Rating on Amazon: three stars

When I learned John Locke was a bestselling indie author with over five million books sold, I had to read at one. I'm toying with self-publishing and find inspiration in success stories like his and others such as Mark Dawson, L J Ross, and Marie Force.

Locke races through the story with snappy dialogue, a streamlined cast of characters, and bare-bones settings. The foreword is an effective hook, leaving the reader with questions answered in the story's second half. By the end, Locke ties it all together with twists – satisfying if not surprising – delivered in the closing chapters.

While the ride is thrilling, the narrative lacks richness and texture. Psychic distance rarely ventures beyond PD 2 and 3. I wanted to get to know the protagonist but was only allowed glimpses of how she really thought and felt.

Scenes are set with skimpy descriptions. We know where we are because Locke names the city, the hotel, or the house, but little else. The whole story unfolds in a string of stale, lifeless places.

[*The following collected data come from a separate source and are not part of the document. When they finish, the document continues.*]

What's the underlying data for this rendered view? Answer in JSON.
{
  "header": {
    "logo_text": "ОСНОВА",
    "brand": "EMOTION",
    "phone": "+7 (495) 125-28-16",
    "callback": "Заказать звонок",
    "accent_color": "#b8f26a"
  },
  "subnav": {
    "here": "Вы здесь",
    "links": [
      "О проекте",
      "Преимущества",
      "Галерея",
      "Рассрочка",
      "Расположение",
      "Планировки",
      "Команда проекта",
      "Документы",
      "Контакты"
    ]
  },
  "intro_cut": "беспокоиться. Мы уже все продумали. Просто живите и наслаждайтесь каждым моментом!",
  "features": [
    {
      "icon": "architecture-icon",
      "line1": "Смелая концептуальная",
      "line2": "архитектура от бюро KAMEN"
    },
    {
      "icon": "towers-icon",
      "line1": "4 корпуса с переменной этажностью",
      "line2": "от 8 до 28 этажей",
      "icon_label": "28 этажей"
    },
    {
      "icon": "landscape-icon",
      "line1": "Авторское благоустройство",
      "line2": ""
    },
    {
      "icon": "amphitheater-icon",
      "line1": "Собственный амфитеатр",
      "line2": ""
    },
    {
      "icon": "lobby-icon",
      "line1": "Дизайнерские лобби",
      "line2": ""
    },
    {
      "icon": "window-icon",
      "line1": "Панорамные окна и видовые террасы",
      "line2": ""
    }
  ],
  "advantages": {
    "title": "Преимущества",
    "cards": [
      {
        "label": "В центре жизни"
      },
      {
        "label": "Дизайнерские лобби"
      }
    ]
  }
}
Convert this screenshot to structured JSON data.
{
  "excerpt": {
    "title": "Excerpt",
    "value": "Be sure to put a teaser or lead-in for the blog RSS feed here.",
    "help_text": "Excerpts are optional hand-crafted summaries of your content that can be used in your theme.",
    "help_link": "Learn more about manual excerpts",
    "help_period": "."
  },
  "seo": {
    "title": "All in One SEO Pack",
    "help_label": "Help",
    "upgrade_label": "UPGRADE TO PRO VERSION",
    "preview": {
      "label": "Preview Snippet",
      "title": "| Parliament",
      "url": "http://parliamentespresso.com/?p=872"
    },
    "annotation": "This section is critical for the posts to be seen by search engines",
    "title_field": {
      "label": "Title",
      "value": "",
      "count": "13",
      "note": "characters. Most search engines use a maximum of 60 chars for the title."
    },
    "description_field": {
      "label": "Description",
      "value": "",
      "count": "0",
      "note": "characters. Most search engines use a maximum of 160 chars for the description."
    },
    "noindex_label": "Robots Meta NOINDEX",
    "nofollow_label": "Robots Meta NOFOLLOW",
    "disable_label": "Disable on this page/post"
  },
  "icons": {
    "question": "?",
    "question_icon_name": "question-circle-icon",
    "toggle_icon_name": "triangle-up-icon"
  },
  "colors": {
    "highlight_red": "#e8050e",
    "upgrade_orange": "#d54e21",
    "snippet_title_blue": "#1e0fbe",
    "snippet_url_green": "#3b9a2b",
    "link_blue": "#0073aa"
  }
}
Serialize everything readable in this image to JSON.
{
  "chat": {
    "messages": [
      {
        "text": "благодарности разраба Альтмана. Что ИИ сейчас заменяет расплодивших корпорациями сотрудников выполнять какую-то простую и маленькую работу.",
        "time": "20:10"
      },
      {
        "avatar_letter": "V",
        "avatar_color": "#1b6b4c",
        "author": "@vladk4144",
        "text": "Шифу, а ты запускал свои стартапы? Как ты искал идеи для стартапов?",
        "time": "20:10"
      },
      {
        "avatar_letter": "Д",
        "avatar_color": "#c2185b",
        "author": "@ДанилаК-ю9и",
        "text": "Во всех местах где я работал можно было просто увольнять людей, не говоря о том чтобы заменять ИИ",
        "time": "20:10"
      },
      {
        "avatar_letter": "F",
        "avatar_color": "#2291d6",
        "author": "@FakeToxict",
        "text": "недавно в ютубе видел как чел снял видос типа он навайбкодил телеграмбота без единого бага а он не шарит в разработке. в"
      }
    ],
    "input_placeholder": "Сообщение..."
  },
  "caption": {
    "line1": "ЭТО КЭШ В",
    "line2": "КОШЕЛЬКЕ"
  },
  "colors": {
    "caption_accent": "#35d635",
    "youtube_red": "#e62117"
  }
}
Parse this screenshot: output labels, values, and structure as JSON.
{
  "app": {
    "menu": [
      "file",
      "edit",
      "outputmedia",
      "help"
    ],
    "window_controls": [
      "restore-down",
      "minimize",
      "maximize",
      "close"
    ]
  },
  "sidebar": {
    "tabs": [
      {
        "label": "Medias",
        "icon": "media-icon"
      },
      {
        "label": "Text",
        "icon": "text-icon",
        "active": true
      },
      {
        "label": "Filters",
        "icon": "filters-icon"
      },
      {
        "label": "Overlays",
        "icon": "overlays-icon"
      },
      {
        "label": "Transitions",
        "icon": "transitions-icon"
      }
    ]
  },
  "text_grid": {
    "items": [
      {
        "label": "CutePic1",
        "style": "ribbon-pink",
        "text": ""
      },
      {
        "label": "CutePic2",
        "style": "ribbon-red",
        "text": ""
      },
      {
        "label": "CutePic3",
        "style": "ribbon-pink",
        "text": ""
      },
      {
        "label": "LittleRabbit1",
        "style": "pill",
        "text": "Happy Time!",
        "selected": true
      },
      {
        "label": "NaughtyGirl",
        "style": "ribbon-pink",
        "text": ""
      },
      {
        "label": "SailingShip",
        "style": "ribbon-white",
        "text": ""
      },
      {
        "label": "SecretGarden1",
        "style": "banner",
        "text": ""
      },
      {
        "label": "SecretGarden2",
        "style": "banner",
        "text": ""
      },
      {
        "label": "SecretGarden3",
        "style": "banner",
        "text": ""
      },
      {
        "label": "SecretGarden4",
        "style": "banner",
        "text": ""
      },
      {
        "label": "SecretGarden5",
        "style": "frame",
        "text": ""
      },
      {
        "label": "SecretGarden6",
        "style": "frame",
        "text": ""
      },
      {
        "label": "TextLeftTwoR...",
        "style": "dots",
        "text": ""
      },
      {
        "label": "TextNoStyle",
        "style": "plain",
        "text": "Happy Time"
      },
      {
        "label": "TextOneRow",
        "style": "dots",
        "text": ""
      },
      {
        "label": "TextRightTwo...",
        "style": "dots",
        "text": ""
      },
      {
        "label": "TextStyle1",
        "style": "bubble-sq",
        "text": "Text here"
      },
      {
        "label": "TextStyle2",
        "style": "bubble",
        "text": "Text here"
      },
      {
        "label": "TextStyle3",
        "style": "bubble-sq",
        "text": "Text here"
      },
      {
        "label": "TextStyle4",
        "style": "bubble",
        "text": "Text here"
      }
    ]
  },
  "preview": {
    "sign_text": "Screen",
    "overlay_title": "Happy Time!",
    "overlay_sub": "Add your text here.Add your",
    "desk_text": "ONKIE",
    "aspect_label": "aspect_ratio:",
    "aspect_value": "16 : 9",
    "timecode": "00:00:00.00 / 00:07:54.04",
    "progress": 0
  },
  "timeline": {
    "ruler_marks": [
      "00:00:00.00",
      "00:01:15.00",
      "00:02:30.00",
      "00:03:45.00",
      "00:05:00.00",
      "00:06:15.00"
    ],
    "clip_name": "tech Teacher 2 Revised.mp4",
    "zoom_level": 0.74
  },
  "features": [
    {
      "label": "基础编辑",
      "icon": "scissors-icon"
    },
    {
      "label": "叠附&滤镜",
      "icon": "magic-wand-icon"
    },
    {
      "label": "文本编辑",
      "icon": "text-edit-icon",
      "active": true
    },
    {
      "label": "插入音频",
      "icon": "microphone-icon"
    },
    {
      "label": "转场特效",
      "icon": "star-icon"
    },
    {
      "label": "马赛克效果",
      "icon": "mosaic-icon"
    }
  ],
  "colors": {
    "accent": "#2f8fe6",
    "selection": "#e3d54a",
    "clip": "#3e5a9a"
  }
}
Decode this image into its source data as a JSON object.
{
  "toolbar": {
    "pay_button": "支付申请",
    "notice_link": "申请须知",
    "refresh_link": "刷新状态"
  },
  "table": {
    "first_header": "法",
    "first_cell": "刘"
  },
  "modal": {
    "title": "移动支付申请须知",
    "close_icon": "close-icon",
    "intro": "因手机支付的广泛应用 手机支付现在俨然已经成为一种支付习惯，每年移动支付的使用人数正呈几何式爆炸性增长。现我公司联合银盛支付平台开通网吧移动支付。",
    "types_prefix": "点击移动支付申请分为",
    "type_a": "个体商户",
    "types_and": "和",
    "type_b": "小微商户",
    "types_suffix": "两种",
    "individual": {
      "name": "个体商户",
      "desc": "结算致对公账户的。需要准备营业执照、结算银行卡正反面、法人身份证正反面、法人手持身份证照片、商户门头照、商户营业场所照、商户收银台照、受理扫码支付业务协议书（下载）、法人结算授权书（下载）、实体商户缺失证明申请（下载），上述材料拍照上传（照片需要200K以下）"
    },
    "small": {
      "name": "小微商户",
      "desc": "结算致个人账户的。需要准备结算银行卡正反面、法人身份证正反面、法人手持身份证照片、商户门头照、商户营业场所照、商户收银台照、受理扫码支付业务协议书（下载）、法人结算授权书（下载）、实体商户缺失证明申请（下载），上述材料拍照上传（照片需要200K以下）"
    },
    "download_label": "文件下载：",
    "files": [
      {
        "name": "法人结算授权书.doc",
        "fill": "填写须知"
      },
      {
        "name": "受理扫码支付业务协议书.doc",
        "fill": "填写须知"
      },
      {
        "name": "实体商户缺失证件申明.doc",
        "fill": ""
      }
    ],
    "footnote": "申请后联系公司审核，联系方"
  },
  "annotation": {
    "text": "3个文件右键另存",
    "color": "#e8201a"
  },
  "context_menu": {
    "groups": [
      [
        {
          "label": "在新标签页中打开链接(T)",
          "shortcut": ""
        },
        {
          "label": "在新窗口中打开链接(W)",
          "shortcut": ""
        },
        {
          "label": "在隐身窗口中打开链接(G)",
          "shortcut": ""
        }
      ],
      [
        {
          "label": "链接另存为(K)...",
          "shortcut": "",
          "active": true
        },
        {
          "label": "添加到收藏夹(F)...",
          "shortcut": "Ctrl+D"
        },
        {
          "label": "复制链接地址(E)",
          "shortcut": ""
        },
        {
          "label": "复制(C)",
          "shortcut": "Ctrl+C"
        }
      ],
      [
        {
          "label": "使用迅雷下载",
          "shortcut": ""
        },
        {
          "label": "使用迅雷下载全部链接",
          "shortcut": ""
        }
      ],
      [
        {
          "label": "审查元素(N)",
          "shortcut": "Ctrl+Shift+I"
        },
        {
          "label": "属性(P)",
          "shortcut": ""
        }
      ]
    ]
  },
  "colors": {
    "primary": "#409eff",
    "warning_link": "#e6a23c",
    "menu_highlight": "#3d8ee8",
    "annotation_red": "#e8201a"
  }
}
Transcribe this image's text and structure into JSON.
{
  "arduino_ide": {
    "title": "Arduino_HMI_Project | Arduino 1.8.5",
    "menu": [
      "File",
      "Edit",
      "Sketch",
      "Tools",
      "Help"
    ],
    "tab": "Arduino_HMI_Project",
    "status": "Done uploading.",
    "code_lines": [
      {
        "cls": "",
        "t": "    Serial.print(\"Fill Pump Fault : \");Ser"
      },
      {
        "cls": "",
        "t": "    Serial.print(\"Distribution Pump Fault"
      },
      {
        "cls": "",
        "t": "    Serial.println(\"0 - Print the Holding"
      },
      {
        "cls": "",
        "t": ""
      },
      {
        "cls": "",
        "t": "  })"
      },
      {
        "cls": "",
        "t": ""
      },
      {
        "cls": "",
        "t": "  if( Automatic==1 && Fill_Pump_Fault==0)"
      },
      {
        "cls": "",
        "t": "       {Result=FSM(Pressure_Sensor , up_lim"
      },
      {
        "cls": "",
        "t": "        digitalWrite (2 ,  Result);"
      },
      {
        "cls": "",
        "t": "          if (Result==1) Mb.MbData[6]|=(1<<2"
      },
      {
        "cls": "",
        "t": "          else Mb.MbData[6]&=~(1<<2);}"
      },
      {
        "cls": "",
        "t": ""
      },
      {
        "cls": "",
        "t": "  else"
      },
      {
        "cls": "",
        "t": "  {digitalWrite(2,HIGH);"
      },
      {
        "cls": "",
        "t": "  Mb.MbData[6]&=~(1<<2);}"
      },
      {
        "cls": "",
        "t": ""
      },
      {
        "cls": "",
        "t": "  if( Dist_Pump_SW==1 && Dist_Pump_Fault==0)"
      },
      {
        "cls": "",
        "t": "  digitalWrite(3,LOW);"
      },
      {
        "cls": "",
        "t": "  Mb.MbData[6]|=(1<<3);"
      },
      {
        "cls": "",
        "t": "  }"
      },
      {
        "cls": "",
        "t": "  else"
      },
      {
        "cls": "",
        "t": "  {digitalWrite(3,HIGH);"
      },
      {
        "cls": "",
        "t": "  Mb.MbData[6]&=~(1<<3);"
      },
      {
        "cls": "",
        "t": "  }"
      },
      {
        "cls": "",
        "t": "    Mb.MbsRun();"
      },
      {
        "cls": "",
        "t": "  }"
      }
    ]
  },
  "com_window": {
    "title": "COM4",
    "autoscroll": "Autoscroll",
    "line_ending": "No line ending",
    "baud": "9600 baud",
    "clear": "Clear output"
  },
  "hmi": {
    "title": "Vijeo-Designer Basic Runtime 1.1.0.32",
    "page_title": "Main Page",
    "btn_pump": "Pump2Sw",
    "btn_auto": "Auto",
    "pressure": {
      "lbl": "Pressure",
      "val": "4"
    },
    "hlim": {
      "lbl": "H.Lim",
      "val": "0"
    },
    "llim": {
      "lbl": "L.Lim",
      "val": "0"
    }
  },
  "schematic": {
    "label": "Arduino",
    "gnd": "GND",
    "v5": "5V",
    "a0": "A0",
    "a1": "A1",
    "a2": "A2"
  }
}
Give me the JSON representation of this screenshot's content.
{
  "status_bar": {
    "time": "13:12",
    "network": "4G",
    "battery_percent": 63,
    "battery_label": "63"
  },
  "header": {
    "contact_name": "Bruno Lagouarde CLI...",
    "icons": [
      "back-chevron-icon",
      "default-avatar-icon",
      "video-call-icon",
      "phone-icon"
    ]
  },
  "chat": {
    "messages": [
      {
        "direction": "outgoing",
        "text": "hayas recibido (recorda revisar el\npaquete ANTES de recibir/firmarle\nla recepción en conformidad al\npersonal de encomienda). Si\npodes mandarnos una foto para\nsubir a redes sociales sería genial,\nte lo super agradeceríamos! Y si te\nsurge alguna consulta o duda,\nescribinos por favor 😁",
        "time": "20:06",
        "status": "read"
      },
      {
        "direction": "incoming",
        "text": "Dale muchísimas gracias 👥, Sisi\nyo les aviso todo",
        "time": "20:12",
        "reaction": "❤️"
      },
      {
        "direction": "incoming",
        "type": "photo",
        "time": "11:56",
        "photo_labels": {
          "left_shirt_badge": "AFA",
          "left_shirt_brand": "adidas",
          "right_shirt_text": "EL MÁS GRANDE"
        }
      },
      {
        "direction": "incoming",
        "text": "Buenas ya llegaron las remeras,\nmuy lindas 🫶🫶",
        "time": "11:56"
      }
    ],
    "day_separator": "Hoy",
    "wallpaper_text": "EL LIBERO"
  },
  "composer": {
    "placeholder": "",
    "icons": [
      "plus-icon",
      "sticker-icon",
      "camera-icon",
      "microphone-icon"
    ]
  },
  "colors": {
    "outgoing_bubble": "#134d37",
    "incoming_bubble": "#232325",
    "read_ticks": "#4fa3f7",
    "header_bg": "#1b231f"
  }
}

Toward the end, the author appeared more interested in signaling wokeness than driving the story forward, resulting in a mottled theme. Gay scenes and disparaging political affiliations are fine, as long as they serve the story. In this case, they didn't. What might have been a theme of “good things happen to those with a good heart” turns into “anything goes, and if you're lucky, things may work out, or not.”

On a more nit-picky level, chapter breaks are often contrived, starting on the next page with no change in POV or setting.

Overall, Another Man, Another Chance is brain candy. When the sugar high wears off, you're tempted to grab another book, explaining why he's sold so many.